Nigel Green of deVere Group’s comments come as ECB Board member, Isabel Schnabel, who has previously been one of the most hawkish of the Board, told Reuters on Tuesday that given a “remarkable” fall in inflation, the central bank can now take rate hikes off the table.
Euro zone inflation fell to 2.4% last month, down from above 10% a year earlier.
He comments: “When the hawks turn dovish, and as inflation falls to within touching distance, it is reasonable to assume that the ECB will start to cut rates.
“We now expect this to begin in the first quarter of 2024.”
If the ECB decides to cut interest rates, European investors are likely to experience both challenges and opportunities.
“On the one hand, lower interest rates can boost economic growth, leading to increased corporate profits and potentially higher stock prices.
“However, on the downside, savers and bond investors could face diminished returns. The repercussions of ECB interest rate cuts extend beyond Europe, influencing global bond markets.
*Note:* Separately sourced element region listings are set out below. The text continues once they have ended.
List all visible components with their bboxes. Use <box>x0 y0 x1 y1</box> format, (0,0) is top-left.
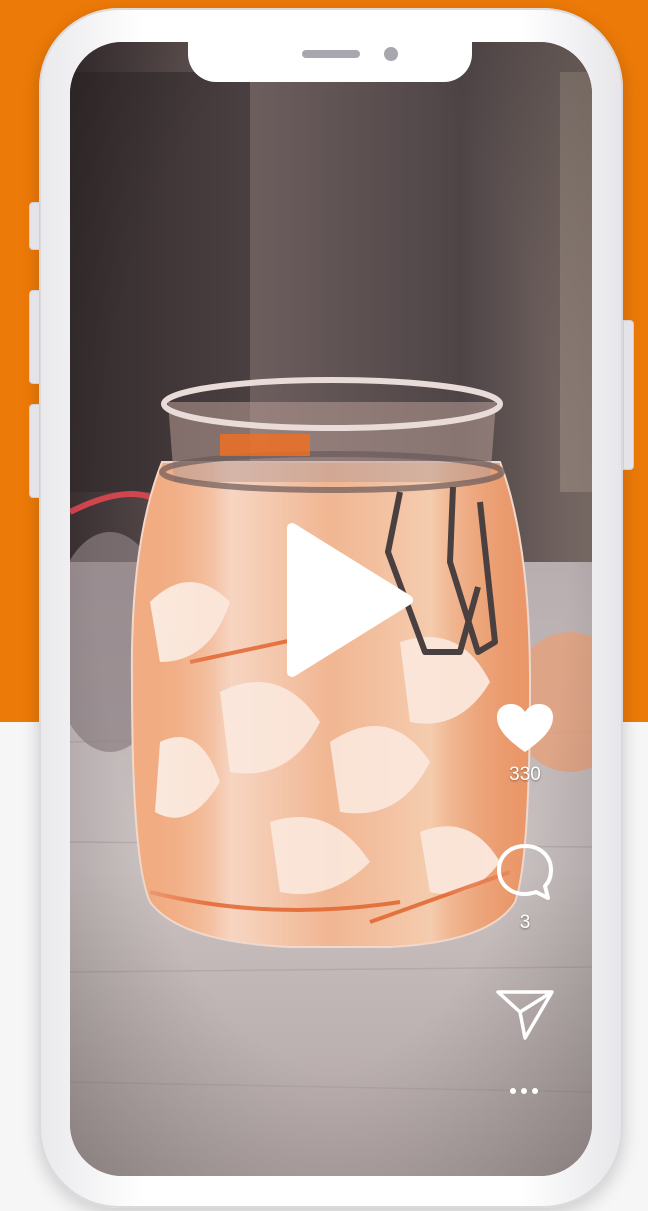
phone-notch <box>188 40 472 82</box>
speaker-grille <box>302 50 360 58</box>
dot <box>510 1088 516 1094</box>
share-action[interactable] <box>495 986 555 1042</box>
comment-action[interactable]: 3 <box>495 842 555 934</box>
front-camera-icon <box>384 47 398 61</box>
phone-silent-switch <box>29 202 40 250</box>
video-actions: 330 3 <box>70 42 592 1176</box>
dot <box>532 1088 538 1094</box>
heart-icon[interactable] <box>495 702 555 754</box>
like-count: 330 <box>509 764 541 785</box>
paper-plane-icon[interactable] <box>495 986 555 1042</box>
phone-screen: 330 3 <box>70 42 592 1176</box>
like-action[interactable]: 330 <box>495 702 555 786</box>
comment-count: 3 <box>519 912 531 933</box>
dot <box>521 1088 527 1094</box>
phone-power-button <box>623 320 634 470</box>
phone-volume-down-button <box>29 404 40 498</box>
more-dots-icon[interactable] <box>510 1088 538 1094</box>
comment-bubble-icon[interactable] <box>495 842 555 902</box>
phone-volume-up-button <box>29 290 40 384</box>
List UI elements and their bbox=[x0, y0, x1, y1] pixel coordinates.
“As the ECB lowers rates, it can be expected to trigger a broader trend of falling yields in bond markets worldwide.
“Fixed-income investors across the globe, seeking higher returns, may shift their attention to riskier assets.”
Another channel through which the ECB’s policy decisions affect global investors is currency markets. A rate cut by the ECB is likely to lead to a depreciation of the euro against other major currencies.
This can impact international investors holding euro-denominated assets, either positively or negatively, depending on their exposure and hedging strategies. For instance, European exporters may benefit from a weaker euro as it makes their goods more competitive in global markets.
Equity markets around the world are, of course, closely interconnected, and changes in one major economy can have ripple effects globally.
“A rate cut by the ECB could be expected to inject liquidity into financial markets, leading to a surge in equity prices. International investors could find opportunities for capital appreciation, especially in sectors that are sensitive to interest rates, such as real estate and utilities.”
Nigel Green concludes: “We now expect that the ECB could be among the first of the major central banks to start cutting interest rates in the first quarter of 2024.
“Investors across the globe will be closely monitoring developments and potentially adjusting their strategies to adapt to the evolving economic landscape.”